Backpropagation is an algorithm used by neural networks to learn by determining how to adjust weights and biases to minimize a cost function [00:00:04]. The core task involves computing the negative gradient of this cost function to efficiently decrease cost [00:01:26].

The Challenge of Full Gradient Descent

In principle, the way weights and biases are adjusted for a single gradient descent step should depend on every single training example [00:03:21]. A true gradient descent step would involve calculating how every one of tens of thousands of training examples wishes to nudge the weights and biases, and then averaging those desired changes [00:10:00].

However, in practice, it takes computers an extremely long time to sum up the influence of every training example for each gradient descent step [00:09:33]. This computational slowness necessitates a more efficient approach [00:11:04].

Introduction to Stochastic Gradient Descent (SGD)
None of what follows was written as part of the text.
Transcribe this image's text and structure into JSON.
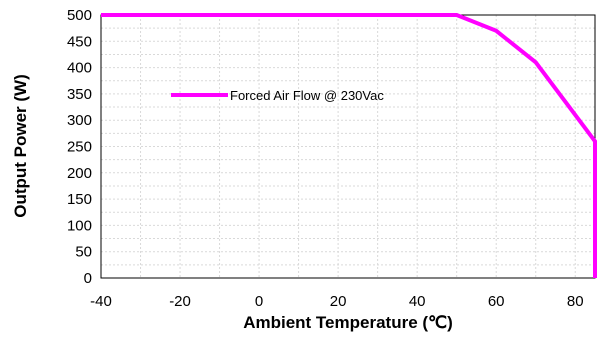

To address the computational inefficiency, a commonly adopted technique is Stochastic Gradient Descent (SGD) [00:10:31].

The Mini-Batch Technique

Instead of using all training data for each step, the training data is first randomly shuffled [00:09:45]. Then, it is divided into multiple mini-batches, for instance, each containing 100 training examples [00:09:48]. Each step of the learning process is then computed based on a single mini-batch [00:09:52].

Benefits and Characteristics of SGD

  • Approximation: A step computed using a mini-batch is not the actual gradient of the total cost function, as the true gradient depends on all training data [00:09:56]. Therefore, it is not the most efficient step downhill [00:10:03].
  • Computational Speedup: Despite being an approximation, each mini-batch provides a “pretty good” approximation of the gradient and, more importantly, offers a significant computational speedup [00:10:05].
  • Trajectory: If the network’s trajectory on the cost surface were plotted, SGD would resemble a “drunk man stumbling aimlessly down a hill but taking quick steps” [00:10:17]. This contrasts with the “carefully calculating man determining the exact downhill direction” of full gradient descent, who takes very slow and careful steps [00:10:21].

By repeatedly iterating through all mini-batches and making these adjustments, the network will converge towards a local minimum of the cost function [00:11:14], enabling it to perform effectively on training examples [00:11:21].